Although this album doesn't pull any tricks out that are ground-breaking, it still finds itself neatly in the pocket of "let's try some oddball stuff." And it works. The tracks utilize a standard rock group makeup to lay down a repetitious but involving groove, while exercising technical creativity in the production add-ons and occasional electronic loops or additions. Oddly distorted vocals might whisper in your eyes just behind Smith's ominous, almost drunk-sounding ravings, and clipped notes or strange synth blasts will hum and flourish, blooming like beautiful flowers one moment and irradiated mushroom clouds the next (see "Chino"). The hypnotic rhythms will then crescendo into discordant jams ("Bury Pts. 1+3" and "O.F.Y.C. Showcase"). Predominantly electronic soundscapes dominate a few moments ("Weather Report 2"), but these are very few and far between, often equating to less than a quarter of a track's length, if and when they appear at all.

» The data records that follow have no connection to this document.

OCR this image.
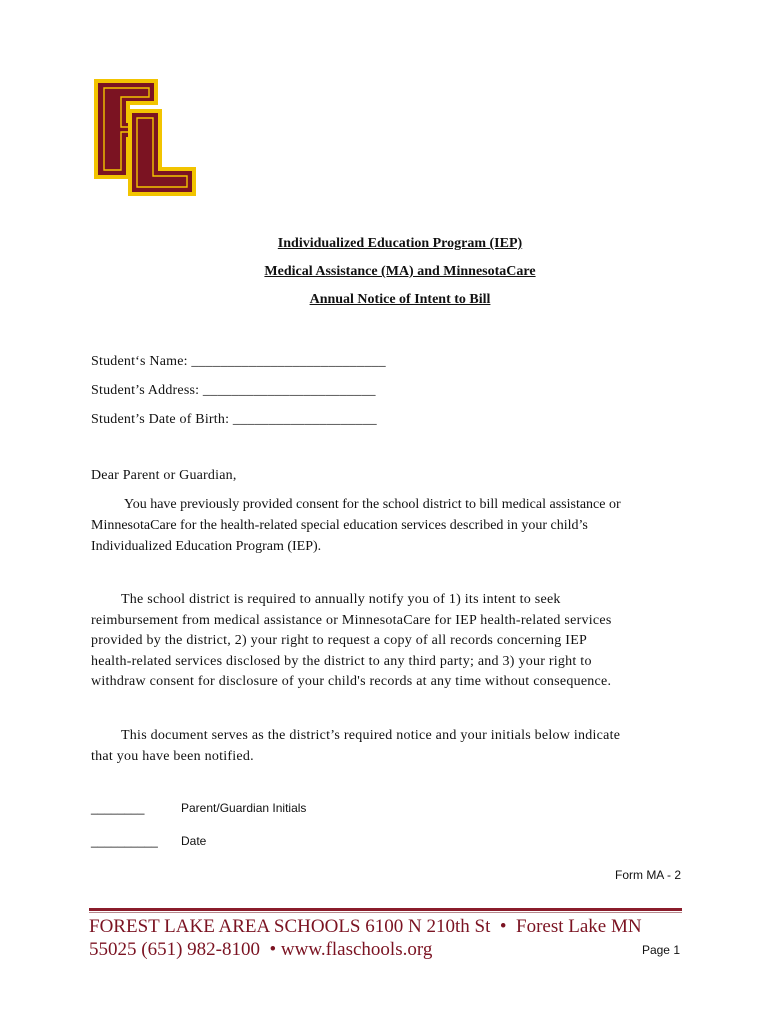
Individualized Education Program (IEP)
Medical Assistance (MA) and MinnesotaCare
Annual Notice of Intent to Bill
Student‘s Name: ___________________________
Student’s Address: ________________________
Student’s Date of Birth: ____________________
Dear Parent or Guardian,
You have previously provided consent for the school district to bill medical assistance or
MinnesotaCare for the health-related special education services described in your child’s
Individualized Education Program (IEP).
The school district is required to annually notify you of 1) its intent to seek
reimbursement from medical assistance or MinnesotaCare for IEP health-related services
provided by the district, 2) your right to request a copy of all records concerning IEP
health-related services disclosed by the district to any third party; and 3) your right to
withdraw consent for disclosure of your child's records at any time without consequence.
This document serves as the district’s required notice and your initials below indicate
that you have been notified.
________	Parent/Guardian Initials
__________ Date
Form MA - 2
FOREST LAKE AREA SCHOOLS 6100 N 210th St  •  Forest Lake MN
55025 (651) 982-8100  • www.flaschools.org	Page 1
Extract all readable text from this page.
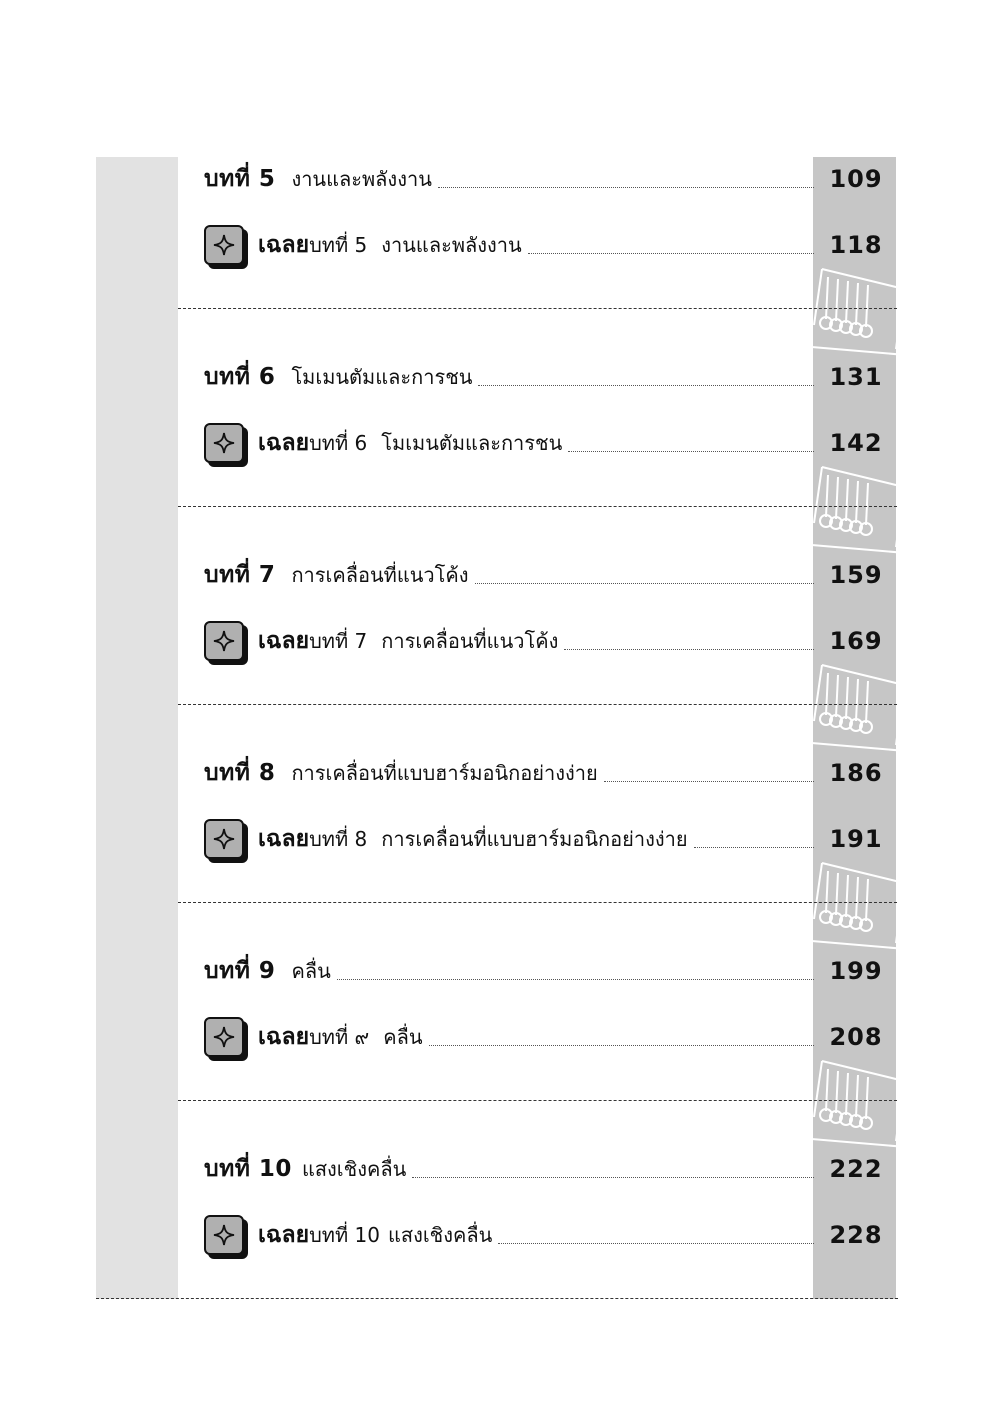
บทที่ 5 งานและพลังงาน	109
เฉลย บทที่ 5 งานและพลังงาน	118
บทที่ 6 โมเมนตัมและการชน	131
เฉลย บทที่ 6 โมเมนตัมและการชน	142
บทที่ 7 การเคลื่อนที่แนวโค้ง	159
เฉลย บทที่ 7 การเคลื่อนที่แนวโค้ง	169
บทที่ 8 การเคลื่อนที่แบบฮาร์มอนิกอย่างง่าย	186
เฉลย บทที่ 8 การเคลื่อนที่แบบฮาร์มอนิกอย่างง่าย	191
บทที่ 9 คลื่น	199
เฉลย บทที่ ๙ คลื่น	208
บทที่ 10 แสงเชิงคลื่น	222
เฉลย บทที่ 10 แสงเชิงคลื่น	228
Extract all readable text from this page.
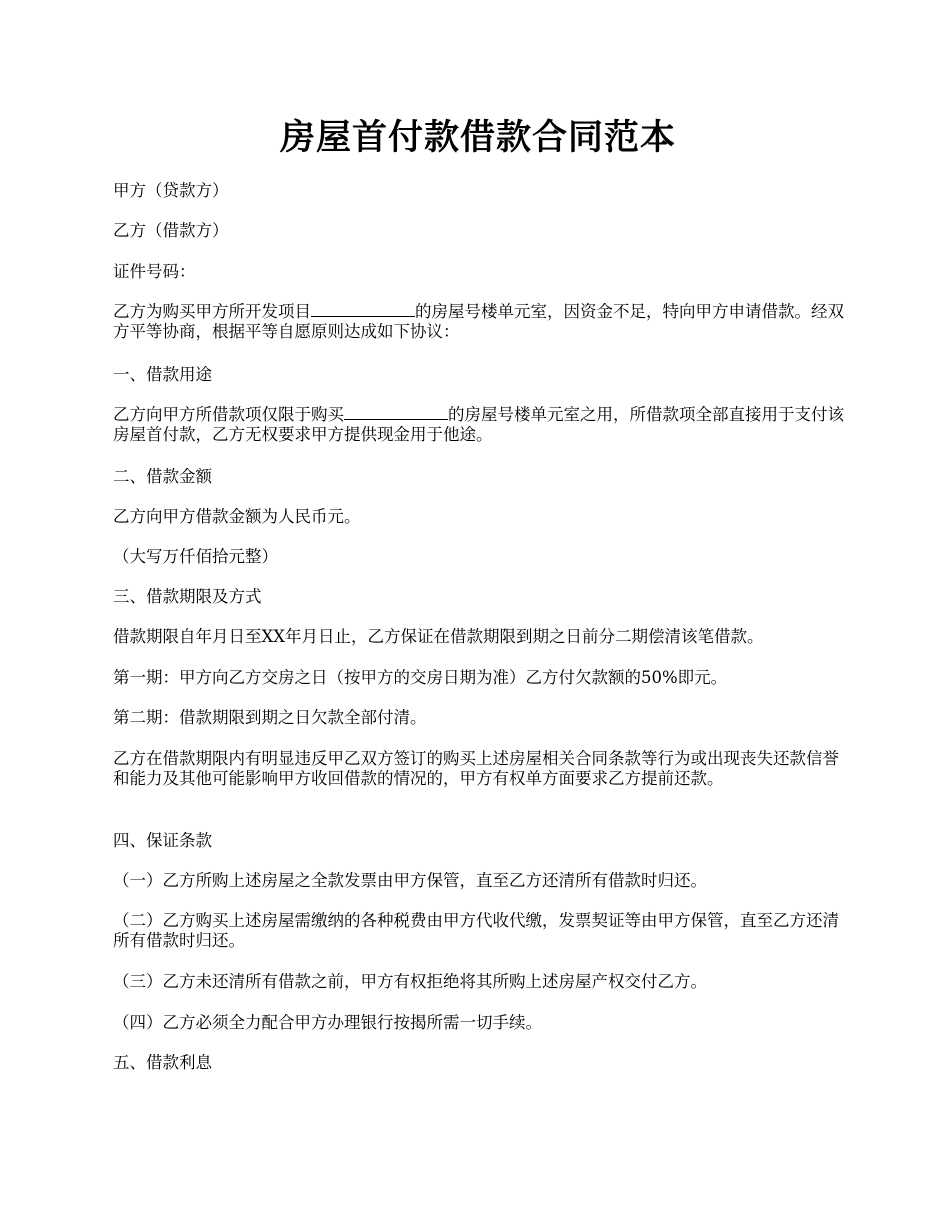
房屋首付款借款合同范本

甲方（贷款方）

乙方（借款方）

证件号码：

乙方为购买甲方所开发项目	的房屋号楼单元室，因资金不足，特向甲方申请借款。经双方平等协商，根据平等自愿原则达成如下协议：

一、借款用途

乙方向甲方所借款项仅限于购买	的房屋号楼单元室之用，所借款项全部直接用于支付该房屋首付款，乙方无权要求甲方提供现金用于他途。

二、借款金额

乙方向甲方借款金额为人民币元。

（大写万仟佰拾元整）

三、借款期限及方式

借款期限自年月日至XX年月日止，乙方保证在借款期限到期之日前分二期偿清该笔借款。

第一期：甲方向乙方交房之日（按甲方的交房日期为准）乙方付欠款额的50%即元。

第二期：借款期限到期之日欠款全部付清。

乙方在借款期限内有明显违反甲乙双方签订的购买上述房屋相关合同条款等行为或出现丧失还款信誉和能力及其他可能影响甲方收回借款的情况的，甲方有权单方面要求乙方提前还款。

四、保证条款

（一）乙方所购上述房屋之全款发票由甲方保管，直至乙方还清所有借款时归还。

（二）乙方购买上述房屋需缴纳的各种税费由甲方代收代缴，发票契证等由甲方保管，直至乙方还清所有借款时归还。

（三）乙方未还清所有借款之前，甲方有权拒绝将其所购上述房屋产权交付乙方。

（四）乙方必须全力配合甲方办理银行按揭所需一切手续。

五、借款利息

Even the "standard" songs ("Funnel of Love") are anything but standard. Tasteful guitars are backed by weird fuzz, and the drums will often explode into surf-rock beats or pummeling fills. Frankly, Your Future... makes excellent use of the drum kits cymbals. As an aside, it's an interesting exercise to see if you can figure out who is currently in the lineup of The Fall; their Wikipedia page lists the equivalent of half the population of China as having revolved through this band at one time or another.
Punk sensibilities, experimental electronics, and solid rock musicianship provide a wild assortment of music on one extremely respectable disc. Smith's vocals may still prove a make it/break it hurdle to some people, but you'd be a fool not to at least give a few tracks the once over, because there's not a single stinker on this disc.